Insights

Libya at the crossroad of its future

After electing Fathi Bashaga as Prime Minister, Libya is getting ready to turn the page. A look at possible scenarios in this new phase.

Hussein Eddeb/Shutterstock.com

The election of Fathi Bashaga as Libya’s new Prime Minister is a key element in a renewed convergence between opposing factions in the country. The new Prime Minister and Government, whom we will see at work in just a few weeks, are the result of an agreement between Tripolitania and Cyrenaica, which also involves Fezzan. This was disclosed a few weeks ago in a meeting in Benghazi between the former Vice Chairman of the Government of National Accord, Ahmed Maiteeg, General Khalifa Haftar and Bashaga himself.

It is no coincidence that, immediately after the confidence vote at the House of Representatives in Tobruk, the newly elected Prime Minister flew to Tripoli, accompanied by Maiteeg. The two Misrata-born politicians chose to stick together so that Bashaga could obtain as many votes as possible among the members of Parliament, thus receiving the broadest possible legitimation. Judging by the unanimous vote received by the Prime Minister-designate from the House of Representatives, this first phase can be considered to have been successful.

In fact, this broad political support gives Bashaga (and the government that he is forming) the approval they need to go through the delicate phase of transition from the incumbent Prime Minister, Abdelhamid Dabaiba. Appointed at the beginning of last year by the Libyan Political Dialogue Forum – a UN-backed body created to enact a ceasefire in the autumn of 2020 – Dabaiba was tasked with leading the so-called Government of National Unity, a caretaker government in charge of bringing the country to elections scheduled for 24 December 2021.

The elections fell through due to technical reasons (and internal political dynamics). They were postponed to 24 January and called off again. According to the roadmap outlined by the Parliament, parliamentary and presidential elections are now to be held within 14 months. If Dabaiba – whose mandate officially expired on 24 December 2021 – were to remain in government over this period of time, this would produce a political stalemate.

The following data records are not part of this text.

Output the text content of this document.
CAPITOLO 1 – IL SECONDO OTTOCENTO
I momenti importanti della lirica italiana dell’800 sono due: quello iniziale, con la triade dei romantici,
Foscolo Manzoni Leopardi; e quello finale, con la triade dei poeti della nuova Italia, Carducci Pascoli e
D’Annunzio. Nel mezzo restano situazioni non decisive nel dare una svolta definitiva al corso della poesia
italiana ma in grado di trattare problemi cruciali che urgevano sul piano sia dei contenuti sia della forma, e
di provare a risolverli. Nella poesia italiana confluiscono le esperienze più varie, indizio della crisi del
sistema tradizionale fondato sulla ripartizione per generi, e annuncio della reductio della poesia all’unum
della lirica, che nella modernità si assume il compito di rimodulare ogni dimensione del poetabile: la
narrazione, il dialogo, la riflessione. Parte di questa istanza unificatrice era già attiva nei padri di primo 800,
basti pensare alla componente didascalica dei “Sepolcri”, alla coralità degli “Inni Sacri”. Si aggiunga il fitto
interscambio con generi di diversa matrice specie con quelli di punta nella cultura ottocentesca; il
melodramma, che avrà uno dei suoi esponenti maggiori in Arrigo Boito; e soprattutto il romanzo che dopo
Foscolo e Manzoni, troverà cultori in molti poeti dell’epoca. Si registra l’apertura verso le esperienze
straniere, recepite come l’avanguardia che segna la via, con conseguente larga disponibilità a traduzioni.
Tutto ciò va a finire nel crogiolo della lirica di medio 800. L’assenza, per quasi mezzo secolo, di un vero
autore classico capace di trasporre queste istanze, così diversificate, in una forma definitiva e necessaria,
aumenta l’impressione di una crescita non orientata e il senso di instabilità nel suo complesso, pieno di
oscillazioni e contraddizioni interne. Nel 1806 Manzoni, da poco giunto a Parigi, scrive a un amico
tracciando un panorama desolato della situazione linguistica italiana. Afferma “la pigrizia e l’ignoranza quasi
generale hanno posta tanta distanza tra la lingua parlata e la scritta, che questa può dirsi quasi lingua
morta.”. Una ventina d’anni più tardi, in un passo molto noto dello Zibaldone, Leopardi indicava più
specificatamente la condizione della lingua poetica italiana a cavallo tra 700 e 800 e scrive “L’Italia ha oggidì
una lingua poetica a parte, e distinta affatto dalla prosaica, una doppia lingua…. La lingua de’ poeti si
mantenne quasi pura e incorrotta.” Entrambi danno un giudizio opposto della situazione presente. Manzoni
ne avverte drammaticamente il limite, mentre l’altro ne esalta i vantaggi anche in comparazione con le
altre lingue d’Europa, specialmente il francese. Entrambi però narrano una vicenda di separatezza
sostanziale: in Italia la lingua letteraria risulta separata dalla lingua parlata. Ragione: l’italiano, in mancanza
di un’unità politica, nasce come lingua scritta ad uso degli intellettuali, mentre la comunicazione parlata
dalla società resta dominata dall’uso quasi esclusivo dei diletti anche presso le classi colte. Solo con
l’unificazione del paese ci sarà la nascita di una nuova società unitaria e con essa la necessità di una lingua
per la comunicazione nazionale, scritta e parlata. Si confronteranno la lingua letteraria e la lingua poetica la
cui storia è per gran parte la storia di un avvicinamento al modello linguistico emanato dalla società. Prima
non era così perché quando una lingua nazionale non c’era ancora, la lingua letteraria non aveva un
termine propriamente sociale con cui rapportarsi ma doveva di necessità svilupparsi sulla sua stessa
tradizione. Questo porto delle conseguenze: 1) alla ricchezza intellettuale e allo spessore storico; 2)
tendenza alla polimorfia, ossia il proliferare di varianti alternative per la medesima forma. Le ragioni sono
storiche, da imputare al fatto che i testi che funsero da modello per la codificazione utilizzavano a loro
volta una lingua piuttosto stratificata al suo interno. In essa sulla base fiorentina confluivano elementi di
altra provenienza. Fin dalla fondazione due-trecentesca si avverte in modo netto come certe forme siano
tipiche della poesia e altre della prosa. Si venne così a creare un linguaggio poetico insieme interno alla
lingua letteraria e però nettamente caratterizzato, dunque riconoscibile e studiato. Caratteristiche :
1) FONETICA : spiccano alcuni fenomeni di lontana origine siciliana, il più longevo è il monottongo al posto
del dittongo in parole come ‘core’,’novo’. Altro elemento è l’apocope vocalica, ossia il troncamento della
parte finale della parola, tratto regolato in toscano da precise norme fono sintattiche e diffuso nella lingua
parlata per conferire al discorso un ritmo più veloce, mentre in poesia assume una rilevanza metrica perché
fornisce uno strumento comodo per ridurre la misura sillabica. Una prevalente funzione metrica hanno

However, Dabaiba stated that “he will not accept any new transitional phase or parallel authority” and will only hand over power to an elected government. This is a dangerous position, considering that the new premier enjoys the confidence of the House of Representatives, just as he did.

The possibility of a dual government – a deplorable option already experienced in Libya – carries the risk of harming the stabilisation process now underway.

Foreign powers, which have long been conditioning the political dynamics in Libya, will also play a key role in this process: the ambassadors and political directors of the Foreign Ministries of the P3+2 countries (France, United Kingdom and United States, plus Germany and Italy) discussed this point in a meeting held in Rome in February. The meeting was also attended by representatives of the United Arab Emirates, Qatar, Turkey and Russia, as well as by the Special Advisor to the UN Secretary General on Libya, Stephanie Williams, who had previously met bilaterally with Italian foreign minister, Luigi Di Maio.

Bashaga, on his arrival in Tripoli, committed to “opening a new chapter” and “reaching out” to all Libyans – a priority for the country. Thanking Dabaiba for his work, the new Prime Minister said that he was “confident” that the Government of National Accord would “respect democratic principles” and hand over power. Whether, in the coming 14 months, Libyans will have a new president, government and parliament will all depend on this phase.